On Wednesday, severe flooding submerged cars up to the windshields, forcing several drivers to abandon their stalled vehicles and wade to safety. Others needed to be saved.

“We had to use our boats to rescue people standing on top of the roofs of cars,” Kane stated to CNN. Kane’s office got 175 calls for assistance from Hallandale Beach alone.

Anna Rysedorph, a resident of Broward County’s Edgewood community, braced herself for the worst when water ringed her ankles in her home.

“I put the dogs in and am all packed up. “I’ve pretty much got everything in bins and we’re good to go,” Edgewood homeowner Anna Rysedorph told CNN affiliate WSVN Wednesday. “My husband’s like ‘Don’t panic, don’t panic,’ but you know, I’m not gonna be caught unprepared.”

Severe Storms Will Affect the High Plains, Northeast, and Mid-Atlantic on Friday

As Florida cope with the deluge, another system is expected to deliver severe thunderstorms with huge hail and powerful winds to the Northern and Central powerful Plains, as well as parts of the Northeast and Mid-Atlantic on Friday.

Thunderstorms are anticipated to hit the High Plains Friday afternoon and continue into the evening, according to the National Weather Service.

Two regions face a slight level 2 of 5 danger of severe thunderstorms: the middle High Plains and the Mid-Atlantic to southern New England. The threat in the Central US encompasses areas of Colorado, Nebraska, and Kansas, while the Northeast threat extends from northern Virginia to Maine, including Boston.

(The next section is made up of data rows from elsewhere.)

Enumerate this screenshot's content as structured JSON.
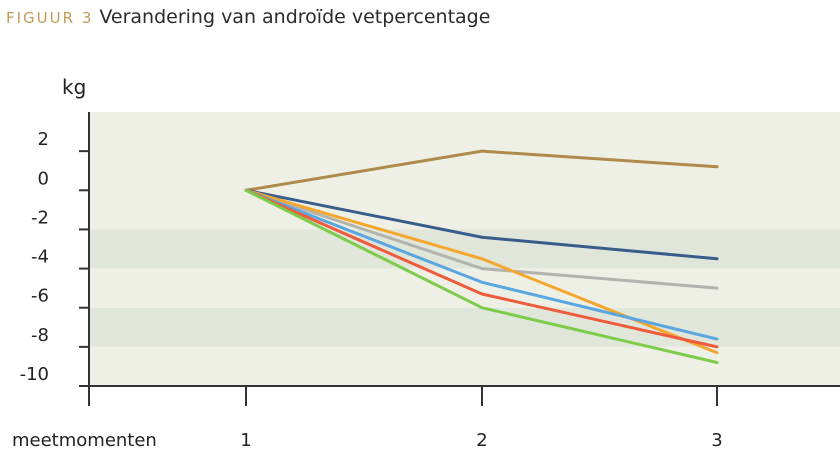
{
  "title": {
    "figure_label": "FIGUUR 3",
    "text": "Verandering van androïde vetpercentage"
  },
  "chart_data": {
    "type": "line",
    "title": "Verandering van androïde vetpercentage",
    "ylabel": "kg",
    "xlabel": "meetmomenten",
    "x": [
      1,
      2,
      3
    ],
    "x_tick_labels": [
      "1",
      "2",
      "3"
    ],
    "y_ticks": [
      2,
      0,
      -2,
      -4,
      -6,
      -8,
      -10
    ],
    "y_tick_labels": [
      "2",
      "0",
      "-2",
      "-4",
      "-6",
      "-8",
      "-10"
    ],
    "ylim": [
      -10,
      4
    ],
    "grid": "alternating horizontal bands",
    "band_colors": [
      "#eef0e6",
      "#e1e6da"
    ],
    "series": [
      {
        "color": "#b08a4b",
        "values": [
          0,
          2.0,
          1.2
        ]
      },
      {
        "color": "#385d8a",
        "values": [
          0,
          -2.4,
          -3.5
        ]
      },
      {
        "color": "#b1b3ad",
        "values": [
          0,
          -4.0,
          -5.0
        ]
      },
      {
        "color": "#f3a72f",
        "values": [
          0,
          -3.5,
          -8.3
        ]
      },
      {
        "color": "#5ba6e0",
        "values": [
          0,
          -4.7,
          -7.6
        ]
      },
      {
        "color": "#ef5b3d",
        "values": [
          0,
          -5.3,
          -8.0
        ]
      },
      {
        "color": "#7dcb4a",
        "values": [
          0,
          -6.0,
          -8.8
        ]
      }
    ]
  }
}
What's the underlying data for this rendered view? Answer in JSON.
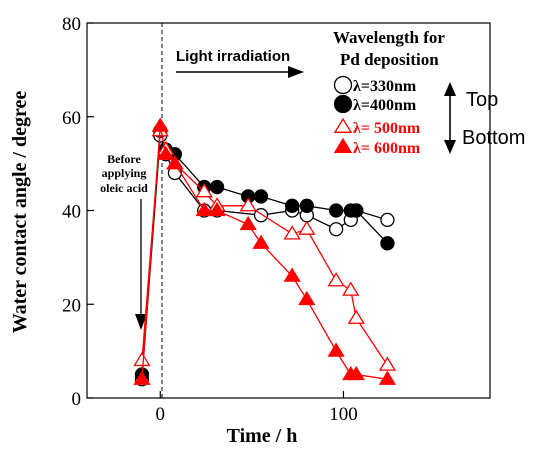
{
  "chart_data": {
    "type": "line",
    "xlabel": "Time / h",
    "ylabel": "Water contact angle / degree",
    "xlim": [
      -40,
      180
    ],
    "ylim": [
      0,
      80
    ],
    "x_ticks": [
      0,
      100
    ],
    "y_ticks": [
      0,
      20,
      40,
      60,
      80
    ],
    "grid": false,
    "legend": {
      "placement": "top-right",
      "title_lines": [
        "Wavelength for",
        "Pd deposition"
      ],
      "order_labels": {
        "top": "Top",
        "bottom": "Bottom"
      }
    },
    "series": [
      {
        "name": "λ=330nm",
        "color": "#000000",
        "marker": "circle",
        "filled": false,
        "x": [
          -10,
          0,
          3,
          8,
          24,
          31,
          55,
          72,
          80,
          96,
          104,
          107,
          124
        ],
        "y": [
          4,
          56,
          52,
          48,
          40,
          40,
          39,
          40,
          39,
          36,
          38,
          40,
          38
        ]
      },
      {
        "name": "λ=400nm",
        "color": "#000000",
        "marker": "circle",
        "filled": true,
        "x": [
          -10,
          0,
          3,
          8,
          24,
          31,
          48,
          55,
          72,
          80,
          96,
          104,
          107,
          124
        ],
        "y": [
          5,
          57,
          53,
          52,
          45,
          45,
          43,
          43,
          41,
          41,
          40,
          40,
          40,
          33
        ]
      },
      {
        "name": "λ= 500nm",
        "color": "#ff0000",
        "marker": "triangle",
        "filled": false,
        "x": [
          -10,
          0,
          3,
          8,
          24,
          31,
          48,
          72,
          80,
          96,
          104,
          107,
          124
        ],
        "y": [
          8,
          57,
          53,
          50,
          44,
          41,
          41,
          35,
          36,
          25,
          23,
          17,
          7
        ]
      },
      {
        "name": "λ= 600nm",
        "color": "#ff0000",
        "marker": "triangle",
        "filled": true,
        "x": [
          -10,
          0,
          3,
          8,
          24,
          31,
          48,
          55,
          72,
          80,
          96,
          104,
          107,
          124
        ],
        "y": [
          4,
          58,
          52,
          50,
          40,
          40,
          37,
          33,
          26,
          21,
          10,
          5,
          5,
          4
        ]
      }
    ],
    "annotations": {
      "light_irradiation": "Light irradiation",
      "before_lines": [
        "Before",
        "applying",
        "oleic acid"
      ]
    }
  }
}
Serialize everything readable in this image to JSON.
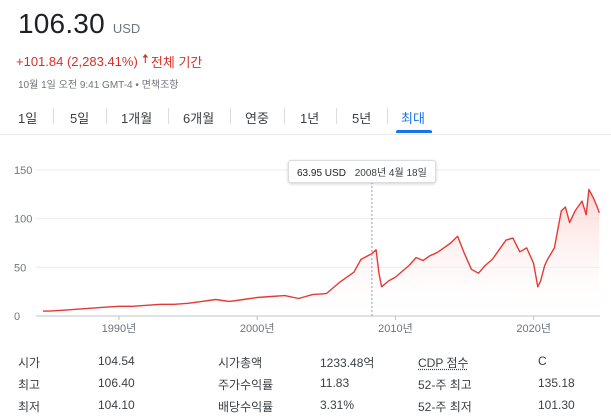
{
  "quote": {
    "price": "106.30",
    "currency": "USD",
    "change": "+101.84 (2,283.41%)",
    "period": "전체 기간",
    "timestamp": "10월 1일 오전 9:41 GMT-4",
    "disclaimer": "면책조항"
  },
  "tabs": [
    "1일",
    "5일",
    "1개월",
    "6개월",
    "연중",
    "1년",
    "5년",
    "최대"
  ],
  "active_tab": "최대",
  "tooltip": {
    "value": "63.95 USD",
    "date": "2008년 4월 18일"
  },
  "colors": {
    "line": "#e53935",
    "fill": "#fde8e7",
    "accent": "#1a73e8",
    "negative": "#d93025"
  },
  "stats": {
    "row1": {
      "l1": "시가",
      "v1": "104.54",
      "l2": "시가총액",
      "v2": "1233.48억",
      "l3": "CDP 점수",
      "v3": "C"
    },
    "row2": {
      "l1": "최고",
      "v1": "106.40",
      "l2": "주가수익률",
      "v2": "11.83",
      "l3": "52-주 최고",
      "v3": "135.18"
    },
    "row3": {
      "l1": "최저",
      "v1": "104.10",
      "l2": "배당수익률",
      "v2": "3.31%",
      "l3": "52-주 최저",
      "v3": "101.30"
    }
  },
  "chart_data": {
    "type": "area",
    "x": [
      1984.5,
      1985,
      1986,
      1987,
      1988,
      1989,
      1990,
      1991,
      1992,
      1993,
      1994,
      1995,
      1996,
      1997,
      1998,
      1999,
      2000,
      2001,
      2002,
      2003,
      2004,
      2005,
      2006,
      2007,
      2007.5,
      2008,
      2008.3,
      2008.6,
      2008.8,
      2009,
      2009.5,
      2010,
      2011,
      2011.5,
      2012,
      2012.5,
      2013,
      2013.5,
      2014,
      2014.5,
      2015,
      2015.5,
      2016,
      2016.5,
      2017,
      2017.5,
      2018,
      2018.5,
      2019,
      2019.5,
      2020,
      2020.3,
      2020.5,
      2020.8,
      2021,
      2021.5,
      2022,
      2022.3,
      2022.6,
      2023,
      2023.5,
      2023.8,
      2024,
      2024.3,
      2024.6,
      2024.75
    ],
    "y": [
      5,
      5,
      6,
      7,
      8,
      9,
      10,
      10,
      11,
      12,
      12,
      13,
      15,
      17,
      15,
      17,
      19,
      20,
      21,
      18,
      22,
      23,
      35,
      45,
      58,
      62,
      64,
      68,
      45,
      30,
      36,
      40,
      52,
      60,
      57,
      62,
      65,
      70,
      75,
      82,
      64,
      48,
      44,
      52,
      58,
      68,
      78,
      80,
      66,
      70,
      54,
      30,
      36,
      52,
      58,
      70,
      108,
      112,
      96,
      108,
      118,
      104,
      130,
      122,
      112,
      106
    ],
    "x_ticks": [
      "1990년",
      "2000년",
      "2010년",
      "2020년"
    ],
    "x_tick_values": [
      1990,
      2000,
      2010,
      2020
    ],
    "y_ticks": [
      "0",
      "50",
      "100",
      "150"
    ],
    "y_tick_values": [
      0,
      50,
      100,
      150
    ],
    "xlim": [
      1984,
      2024.8
    ],
    "ylim": [
      0,
      150
    ],
    "grid": true,
    "highlight": {
      "x": 2008.3,
      "y": 63.95
    }
  }
}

New York City, Washington, DC, Philadelphia, Baltimore, and Boston are all under a lower level 1 of 5 severe storm threat.

Severe storms with huge hail and strong wind gusts are expected along the Front Range and into the Central Plains Friday afternoon and evening.

“Scattered severe storms with large hail and wind gusts of 60-80 mph will be possible from mid-afternoon through the evening on Friday along the Front Range to the central Great Plains,” according to the Storm Prediction Center. “Scattered strong storms with sporadic damaging winds and isolated hail will be possible across the Northeast States during the afternoon to early evening.”

Storms are forecast to form over western Pennsylvania Friday afternoon and proceed to the Northeast and Mid-Atlantic coasts that evening.